The "humane" thing is to offer an epidural, she says. With an epidural, a woman can't feel pain in the lower half of her body. But epidurals slow labour, sometimes so much that labour stops. "Now you have to get this baby out," Villeneuve says. Two-thirds of first-time C-sections are done for "failure to progress."

[Dr. Michael] Klein says epidurals are too often given before active labour is established.

"The majority of women today get their epidurals in the parking lot."

So the cascade continues: epidurals increase the use of electronic fetal monitoring, where electrodes are strapped to the woman's belly to monitor her baby's heart rate.

"It's hard to change positions when you have a fetal monitor on, and an epidural with its little things taped to your back, and an IV in your arm," [Professor of Perinatal Nursing Ellen] Hodnett says. "Why would labour progress normally, if you're stuck in a labour bed with all this machinery on you?"

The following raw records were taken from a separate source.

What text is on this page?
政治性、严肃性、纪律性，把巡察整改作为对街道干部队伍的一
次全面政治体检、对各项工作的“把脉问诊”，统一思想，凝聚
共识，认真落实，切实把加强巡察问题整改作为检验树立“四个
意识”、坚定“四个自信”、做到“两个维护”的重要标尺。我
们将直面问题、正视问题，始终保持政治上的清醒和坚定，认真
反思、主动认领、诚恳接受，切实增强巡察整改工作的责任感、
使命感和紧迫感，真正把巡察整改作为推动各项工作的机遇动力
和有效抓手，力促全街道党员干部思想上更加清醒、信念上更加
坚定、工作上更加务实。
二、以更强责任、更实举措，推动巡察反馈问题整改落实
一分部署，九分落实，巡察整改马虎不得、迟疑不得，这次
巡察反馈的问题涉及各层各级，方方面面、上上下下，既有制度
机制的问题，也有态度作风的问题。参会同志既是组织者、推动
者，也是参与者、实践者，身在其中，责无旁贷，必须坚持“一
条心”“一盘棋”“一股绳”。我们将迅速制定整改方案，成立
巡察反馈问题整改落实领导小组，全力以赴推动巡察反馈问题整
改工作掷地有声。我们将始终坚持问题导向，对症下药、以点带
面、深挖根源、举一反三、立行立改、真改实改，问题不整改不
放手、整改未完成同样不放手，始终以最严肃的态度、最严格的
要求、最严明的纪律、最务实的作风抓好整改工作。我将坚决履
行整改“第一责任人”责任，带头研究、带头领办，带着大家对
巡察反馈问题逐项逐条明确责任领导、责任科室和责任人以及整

What's more, EFM is an imperfect technology. It detects subtle changes that can't be picked up by just listening to the baby's heartbeat after contractions, "and those subtle changes are often false positives," Klein says. "In other words, the fetus is OK, you just think it isn't OK." (source)


There are lots of other factors behind the high C-section rate, of course, including the fear of malpractice suits. I'm just trying to make the point that the fewer interventions on mother and baby, the better off both will be. This goes against some of the prevailing wisdom that more medical intervention means lower risk.

A wiser answer to this question--"which is safer"--may simply be, "It depends." If baby and mom are happy and healthy and want a home delivery, there seems to be no medical reason to prevent it and some to recommend it. If, on the other hand, complications seem likely, than you may be better off in a hospital.

-t

1 comment:

movabletype said...

Both of ours went very smoothly, FWIW.